L'esprit dans la machine.
A l'instar de ses compatriotes Park Chan-Wook et Kim Jee-Woon, le sud-coréen Bong Joon-Ho tente à son tour de séduire le marché international avec cette co-production entre la Corée du Sud, les USA et la France. Mais à l'inverse des metteurs en scène de "Old Boy" et "J'ai rencontré le diable", qui bradaient leur talent au service de simples commandes hollywoodiennes, Bong Joon-Ho va justement se servir des moyens mis à sa disposition afin de concrétiser un vieux rêve, celui d'adapter pour l'écran "Le Transperceneige", classique de la bande dessinée française qui échappa de peu à l'oubli avant l'amorce du projet.
Que ceux qui attendent une transposition fidèle du matériau d'origine passent leur chemin, le réalisateur de "Memories of murder" ayant fait le choix de ne conserver que le point de départ et quelques éléments épars issue de la trilogie. A l'intrigue directement héritée du roman noir du volet initial, le cinéaste préfère se concentrer sur son fond marxiste et orwellien, illustrant la révolte des classes ouvrières face à une élite se vautrant dans le luxe pendant que le petit peuple mange ses pompes.

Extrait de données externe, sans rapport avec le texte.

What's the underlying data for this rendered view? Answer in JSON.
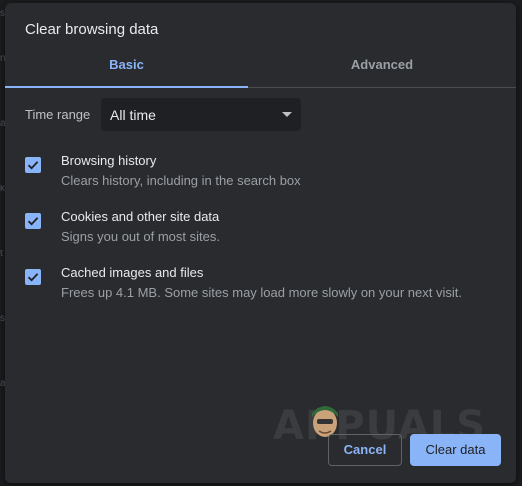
{
  "dialog": {
    "title": "Clear browsing data"
  },
  "tabs": [
    {
      "label": "Basic",
      "selected": true
    },
    {
      "label": "Advanced",
      "selected": false
    }
  ],
  "time_range": {
    "label": "Time range",
    "value": "All time"
  },
  "options": [
    {
      "title": "Browsing history",
      "description": "Clears history, including in the search box",
      "checked": true
    },
    {
      "title": "Cookies and other site data",
      "description": "Signs you out of most sites.",
      "checked": true
    },
    {
      "title": "Cached images and files",
      "description": "Frees up 4.1 MB. Some sites may load more slowly on your next visit.",
      "checked": true
    }
  ],
  "buttons": {
    "cancel": "Cancel",
    "clear": "Clear data"
  },
  "watermark": {
    "text": "APPUALS"
  },
  "colors": {
    "accent": "#8ab4f8",
    "dialog_bg": "#2a2b2e",
    "text_primary": "#e8eaed",
    "text_secondary": "#9aa0a6"
  },
  "icons": {
    "checkbox": "check-icon",
    "dropdown": "dropdown-arrow-icon"
  }
}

Un canevas extrêmement convenu, constituant 80 % de l'anticipation contemporaine, mais que Bong Joon-Ho et son scénariste parviennent à rendre crédible et intéressant à défaut d'être orignal, couplé à des dialogues s'attardant sur la complexité et l'horreur d'une telle situation, à des personnages avant tout humains (le "héros" est ainsi loin d'être immaculé) et à une progression basée sur celle des jeux vidéos, chaque wagon pouvant être perçu comme un niveau à franchir avant d'affronter le boss ultime.
Mais ce qui différencie avant tout "Snowpiercer" de n'importe quel autre blockbuster du genre vu cette année (au choix "Elysium"), c'est la présence d'une véritable vision à bord, celle d'un cinéaste passionnant capable de jouer magistralement avec les genres, de les jumeler sans que cela ne paraisse jamais hors sujet. Il émane ainsi de "Snowpiercer" une certaine étrangeté, voir même une folie douce, portée par cette liberté de ton typique du cinéma de Bong Joon-Ho, maniant la rupture comme personne, capable de nous glacer d'effroi et de nous faire rire dans une seule et même séquence, comme en atteste ce nouvel an surgissant en plein milieu d'une bataille pour le moins sanglante.
Le travail effectué sur le son et la musique est également époustouflant, contribuant énormément à l'ambiance à la fois décadente, décalée et anxiogène suintant de "Snowpiercer", blockbuster malade permettant également à son cinéaste de faire preuve une nouvelle fois d'un sens aigu de la mise en scène, utilisant à la perfection l'espace exigu dont il dispose, donnant aussi l'occasion à son casting international et hétéroclite de briller de mille feux, que ce soit Chris Evans, parfait en antihéros faillible, Tilda Swinton, complètement barrée, ou encore Song Kang Ho, charismatique et paraissant presque planer au milieu de tout ce bordel.
Si l'on pourra émettre quelques réserves au sujet d'un final loin de l'ambiguïté de la bande dessinée, sur quelques longueurs et sur d'énormes clichés et aspects kitschs, "Snowpiercer" réussit le tour de force de rendre ces défauts attachants, presque essentiels au bon fonctionnement d'un film bancal et perfectible mais ô combien précieux par ces temps de produits calibrés et propres sur eux. Rarement la forme d'un film aura épousé à ce point les propos de son intrigue.